Hello everyone, I’m Andy, a tea enthusiast.
The process of making oolong tea can be described as a series of water-reduction steps.
As moisture evaporates, hydrolysis and polymerization reactions occur within the tea leaves, creating a captivating aroma and flavor.
During this process, there’s a unique stage known as “Cha Sao,” where the tea leaves exhibit a magical fragrance.
Today, I’d like to share what exactly Cha Sao is.
What is Cha Sao?
Cha Sao refers to the stage during rolling when the tea leaves are soft and still retain moisture.
The leaves appear in long twisted strips, resembling rope, which is why it’s also called “tea ropes”—“Suo” means “rope” in Taiwanese Hokkien.
Is Cha Sao tasty?
Thanks to its partial fermentation, Cha Sao develops an enchanting aroma.
Some describe its scent as similar to mango or longan—sweet and fruity.
Its taste is smooth and sweet without bitterness, and drinking it in large sips is especially satisfying.
When brewed in a Yixing clay teapot, it releases a layered fragrance akin to “liquid perfume.
” However, drinking too much may cause stomach discomfort for some, as the tea may feel too “raw.”
Can you buy Cha Sao?
Years ago, a tea called “Frozen Tea” became popular in the market, which was actually Cha Sao.
Since it contains high moisture and is prone to mold or aroma loss, it must be kept frozen to preserve its quality.
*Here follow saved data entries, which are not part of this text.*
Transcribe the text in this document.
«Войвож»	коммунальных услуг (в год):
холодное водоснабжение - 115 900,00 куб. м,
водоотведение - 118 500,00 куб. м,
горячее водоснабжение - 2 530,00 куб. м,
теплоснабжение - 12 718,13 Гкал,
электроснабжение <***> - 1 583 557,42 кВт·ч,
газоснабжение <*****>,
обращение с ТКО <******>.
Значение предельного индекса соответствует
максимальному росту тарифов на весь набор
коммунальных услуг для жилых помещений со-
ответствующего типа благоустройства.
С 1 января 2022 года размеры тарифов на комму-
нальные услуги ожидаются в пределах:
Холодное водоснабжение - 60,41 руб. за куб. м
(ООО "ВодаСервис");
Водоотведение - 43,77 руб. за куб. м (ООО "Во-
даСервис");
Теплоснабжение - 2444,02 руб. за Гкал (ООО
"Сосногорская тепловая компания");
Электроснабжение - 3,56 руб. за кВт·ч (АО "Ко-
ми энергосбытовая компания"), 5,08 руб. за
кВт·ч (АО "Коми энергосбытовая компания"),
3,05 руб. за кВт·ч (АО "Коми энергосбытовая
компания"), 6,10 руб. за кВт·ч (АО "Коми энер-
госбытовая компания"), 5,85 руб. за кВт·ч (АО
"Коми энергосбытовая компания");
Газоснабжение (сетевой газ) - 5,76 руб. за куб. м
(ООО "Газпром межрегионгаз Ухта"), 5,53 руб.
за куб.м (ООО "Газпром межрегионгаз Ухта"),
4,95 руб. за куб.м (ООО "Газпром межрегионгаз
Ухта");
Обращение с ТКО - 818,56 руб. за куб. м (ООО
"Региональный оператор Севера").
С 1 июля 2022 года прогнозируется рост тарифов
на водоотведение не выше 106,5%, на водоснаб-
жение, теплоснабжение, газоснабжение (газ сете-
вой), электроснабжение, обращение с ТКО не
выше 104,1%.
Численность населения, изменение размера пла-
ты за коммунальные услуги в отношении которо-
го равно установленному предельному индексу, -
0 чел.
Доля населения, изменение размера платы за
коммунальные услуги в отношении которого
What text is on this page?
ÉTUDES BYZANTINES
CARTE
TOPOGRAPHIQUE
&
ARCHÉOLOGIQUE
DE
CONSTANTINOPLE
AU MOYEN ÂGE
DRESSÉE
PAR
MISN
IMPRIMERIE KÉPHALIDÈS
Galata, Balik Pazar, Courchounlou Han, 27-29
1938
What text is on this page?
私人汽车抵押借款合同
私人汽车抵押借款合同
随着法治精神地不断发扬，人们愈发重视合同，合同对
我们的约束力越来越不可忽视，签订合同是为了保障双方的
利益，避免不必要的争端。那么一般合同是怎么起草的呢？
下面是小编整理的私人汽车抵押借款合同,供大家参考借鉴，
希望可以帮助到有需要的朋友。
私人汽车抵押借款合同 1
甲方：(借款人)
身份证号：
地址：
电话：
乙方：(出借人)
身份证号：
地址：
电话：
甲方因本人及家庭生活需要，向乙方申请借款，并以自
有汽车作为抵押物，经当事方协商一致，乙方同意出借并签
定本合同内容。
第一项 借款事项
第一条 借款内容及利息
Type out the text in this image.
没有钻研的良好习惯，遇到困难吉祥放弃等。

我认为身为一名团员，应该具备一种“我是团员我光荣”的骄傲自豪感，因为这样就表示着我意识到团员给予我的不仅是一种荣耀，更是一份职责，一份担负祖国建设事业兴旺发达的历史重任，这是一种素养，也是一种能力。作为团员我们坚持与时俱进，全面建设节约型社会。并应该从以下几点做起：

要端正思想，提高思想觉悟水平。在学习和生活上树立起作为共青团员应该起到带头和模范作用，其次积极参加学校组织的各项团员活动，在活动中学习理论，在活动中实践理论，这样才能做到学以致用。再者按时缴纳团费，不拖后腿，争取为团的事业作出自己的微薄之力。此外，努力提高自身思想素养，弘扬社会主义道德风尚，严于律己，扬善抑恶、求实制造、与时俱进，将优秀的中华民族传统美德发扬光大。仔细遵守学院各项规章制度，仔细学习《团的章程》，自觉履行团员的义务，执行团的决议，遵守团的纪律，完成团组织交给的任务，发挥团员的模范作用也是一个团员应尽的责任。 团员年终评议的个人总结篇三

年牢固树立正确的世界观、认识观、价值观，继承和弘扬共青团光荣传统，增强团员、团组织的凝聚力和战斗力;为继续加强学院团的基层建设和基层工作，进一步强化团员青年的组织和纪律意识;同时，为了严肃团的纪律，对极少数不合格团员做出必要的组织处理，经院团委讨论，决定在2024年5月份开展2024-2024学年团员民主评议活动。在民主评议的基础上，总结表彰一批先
Eventually, due to storage challenges and the fact that it caused stomach pain in some drinkers, frozen tea gradually disappeared from the market.
Why doesn’t store-bought tea have Cha Sao’s magical fragrance?
Many of the tea’s aromatic molecules have low boiling points and evaporate easily during heating steps.
For instance, Wen Shan Bao Zhong has a more prominent aroma than ball-rolled oolong tea because it doesn’t go through the heated rolling process.
Ball rolling shapes the tea into tight balls but requires heat, which causes aromatic compounds to dissipate.
Even though Wen Shan Bao Zhong skips prolonged rolling, drying still removes a significant amount of aroma.
That’s why most teas we buy today lack Cha Sao’s unique fragrance.